Cisco Secure Email Licensing

Cisco Secure Email (formerly Cisco Email Security) is an enterprise email security gateway available in hardware appliance (ESA — Email Security Appliance), virtual, and cloud-delivered deployment models. Cisco Secure Email Cloud Mailbox is the SaaS delivery model, providing email threat protection integrated directly with Microsoft 365 and Google Workspace via API.

Cisco Secure Email licensing is per user per year, with tiered feature sets covering basic anti-spam and anti-malware, advanced phishing protection and impersonation defence, and cloud-delivered threat intelligence integration. For Microsoft 365 customers, Cisco Secure Email competes directly with Microsoft Defender for Office 365 P2, which is included in Microsoft E5 or available as an add-on. Organisations paying for both Cisco Secure Email and Microsoft Defender for Office 365 should audit whether they are receiving incremental security value or carrying duplicate coverage — a situation we encounter in approximately 30 percent of Cisco security portfolio reviews.

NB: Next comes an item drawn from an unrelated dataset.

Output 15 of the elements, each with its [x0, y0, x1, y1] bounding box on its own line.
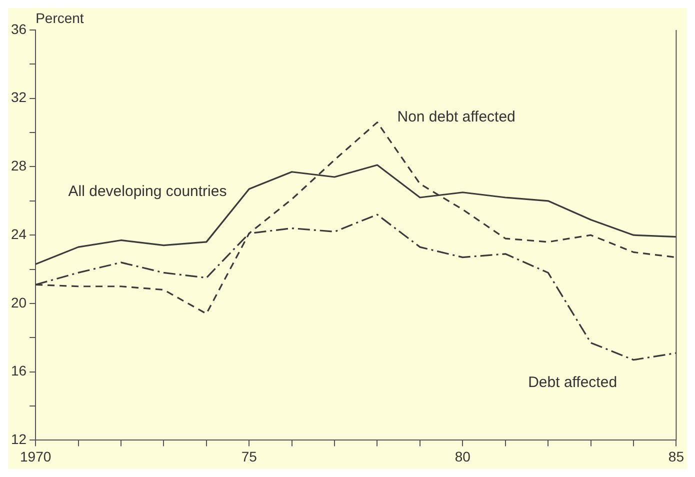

Cisco Security Licensing Optimisation Framework

A structured approach to Cisco security licensing optimisation covers three phases: spend audit, benchmarking, and negotiation preparation. Each phase builds on the previous and ensures that the negotiation is grounded in factual spend data and market-based pricing intelligence.

Phase 1: Spend Audit and Consolidation

Consolidate all Cisco Secure product renewal dates, licence counts, per-unit pricing, and subscription tiers into a single view. Map actual deployment against licence entitlement for each product. Identify renewal date fragmentation and co-termination opportunities. Review tier utilisation to identify over-tiered deployments.

Phase 2: Benchmarking

Compare your per-unit pricing for each Cisco Secure product against our database of comparable enterprise transactions. Identify which products carry the greatest premium above market benchmarks. Model alternative licensing structures — Security EA versus standalone, multi-year versus annual, tier optimisation — and quantify the potential savings for each scenario.

Phase 3: Negotiation Preparation

Develop a negotiation strategy that sequences Cisco commercial conversations to maximise leverage. Where competitive evaluation is warranted, document the evaluation process and timeline. Prepare commercial arguments for each pricing improvement target. Identify the decision stakeholders at Cisco who must approve discount escalation requests, and time the negotiation engagement to align with Cisco's fiscal quarter-end pressure points.